How To Properly Sanitize User Input In PHP?

Published October 3, 2024

Problem: Unsanitized User Input Risks

Unsanitized user input in PHP applications can cause security issues. These include SQL injection, cross-site scripting (XSS), and other attacks that use unfiltered data.

PHP Input Sanitization Techniques

Using Built-in PHP Functions

PHP offers functions to sanitize user input. The filter_var() and filter_input() functions help validate and sanitize data. You can use filter_var() to validate an email address or sanitize a string:

$email = filter_var($user_email, FILTER_SANITIZE_EMAIL);
$string = filter_var($user_input, FILTER_SANITIZE_STRING);

The htmlspecialchars() function is useful when outputting data in HTML context. It converts special characters to their HTML entities, preventing XSS attacks:

$safe_output = htmlspecialchars($user_input, ENT_QUOTES, 'UTF-8');

Tip: Sanitize and Validate

Always sanitize input before validation. This ensures that the data you're validating is in the expected format, reducing the risk of false positives or negatives during validation.

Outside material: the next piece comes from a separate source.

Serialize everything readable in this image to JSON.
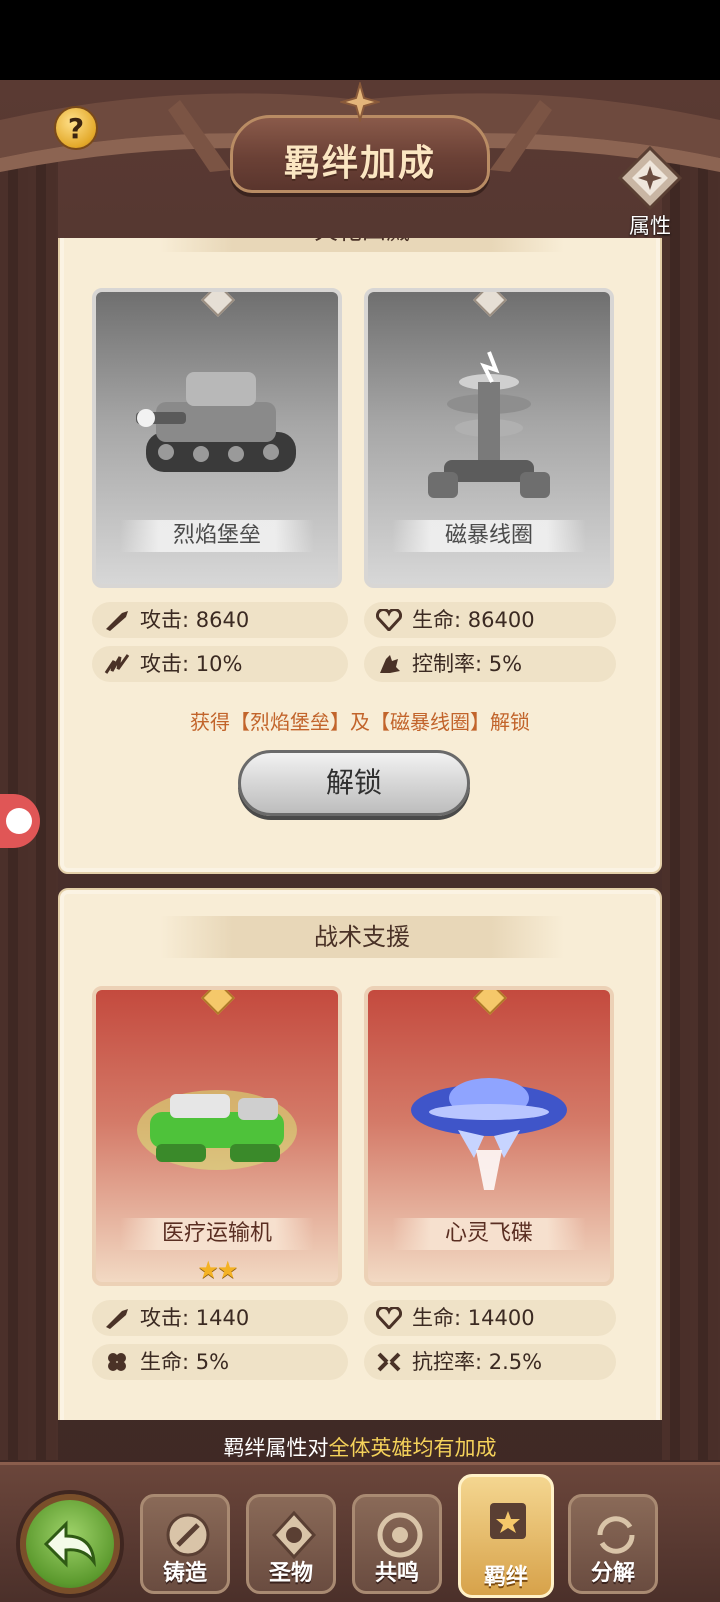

Implementing Prepared Statements

Prepared statements prevent SQL injection attacks. They separate SQL logic from data, making it impossible for malicious input to alter the query structure.

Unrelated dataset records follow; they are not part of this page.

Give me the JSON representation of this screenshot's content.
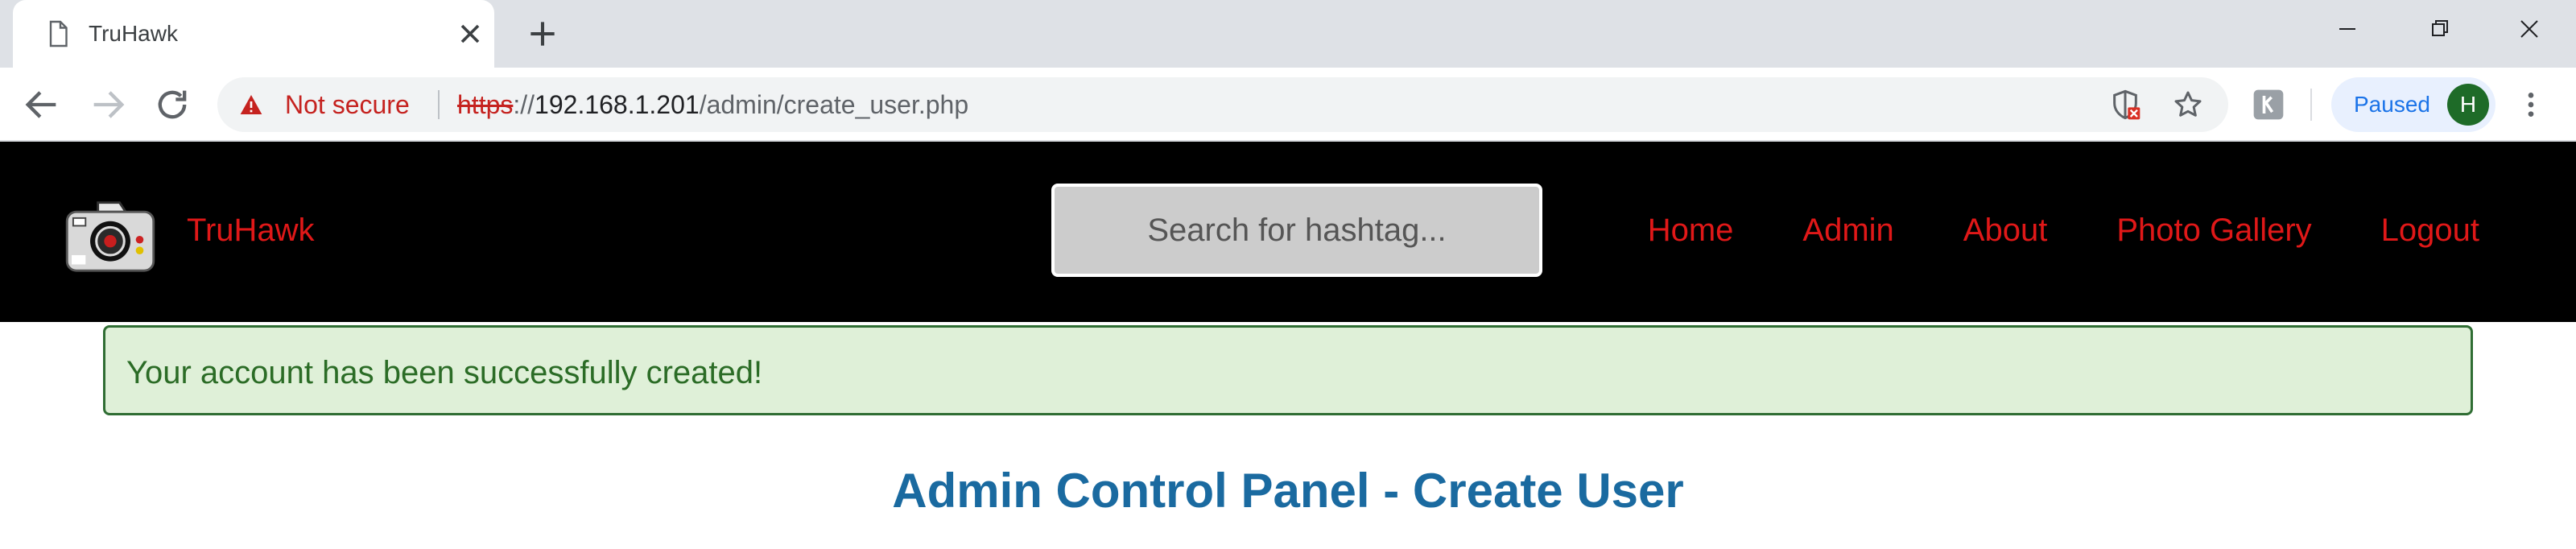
{
  "browser": {
    "tab": {
      "title": "TruHawk"
    },
    "address_bar": {
      "security_label": "Not secure",
      "url_scheme": "https",
      "url_sep": "://",
      "url_host": "192.168.1.201",
      "url_path": "/admin/create_user.php"
    },
    "profile": {
      "label": "Paused",
      "avatar_initial": "H",
      "avatar_color": "#1e6b28"
    }
  },
  "site": {
    "brand": "TruHawk",
    "brand_color": "#e01818",
    "search": {
      "placeholder": "Search for hashtag..."
    },
    "nav": [
      {
        "label": "Home"
      },
      {
        "label": "Admin"
      },
      {
        "label": "About"
      },
      {
        "label": "Photo Gallery"
      },
      {
        "label": "Logout"
      }
    ]
  },
  "alert": {
    "message": "Your account has been successfully created!",
    "bg_color": "#dff0d8"
  },
  "main": {
    "title": "Admin Control Panel - Create User",
    "title_color": "#1a6aa0"
  }
}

Using PDO (PHP Data Objects):

$stmt = $pdo->prepare("SELECT * FROM users WHERE username = ?");
$stmt->execute([$username]);

Using MySQLi:

$stmt = $mysqli->prepare("SELECT * FROM users WHERE username = ?");
$stmt->bind_param("s", $username);
$stmt->execute();

In both cases, the database treats the input as data rather than part of the SQL command, eliminating the risk of SQL injection.

Advanced Sanitization Strategies

Context-Specific Sanitization

When you sanitize user input, adapt your methods based on where the data will be used. Different contexts need different sanitization approaches:

  • For database queries, use prepared statements or escape functions for your database system.
  • For HTML output, apply htmlspecialchars() to prevent XSS attacks.
  • For URL parameters, use urlencode() to encode special characters.

Handle different data types with specific approaches:

  • For strings, remove or encode harmful characters.
  • For numbers, use filter_var() with flags or cast to integer/float.
  • For emails, use filter_var() with the FILTER_VALIDATE_EMAIL flag.

Example of context-specific sanitization:

function sanitizeInput($input, $context) {
    switch ($context) {
        case 'html':
            return htmlspecialchars($input, ENT_QUOTES, 'UTF-8');
        case 'url':
            return urlencode($input);
        case 'integer':
            return filter_var($input, FILTER_SANITIZE_NUMBER_INT);
        // Add more contexts as needed
    }
}

Tip: Sanitize JSON Data

When handling JSON data, use json_encode() with the JSON_HEX_TAG, JSON_HEX_AMP, JSON_HEX_APOS, and JSON_HEX_QUOT options to escape special characters:

$sanitizedJson = json_encode($data, JSON_HEX_TAG | JSON_HEX_AMP | JSON_HEX_APOS | JSON_HEX_QUOT);

Custom Sanitization Functions

Create custom sanitization functions to fit specific use cases:

function sanitizeUsername($username) {
    // Remove any characters that aren't alphanumeric or underscore
    $username = preg_replace('/[^a-zA-Z0-9_]/', '', $username);
    // Limit the length
    return substr($username, 0, 30);
}

When you create custom functions, balance security and functionality:

  • Be strict to remove threats.
  • Avoid being too restrictive that it limits usability.
  • Consider your application's specific needs.

Custom functions should add to, not replace, built-in PHP functions and prepared statements.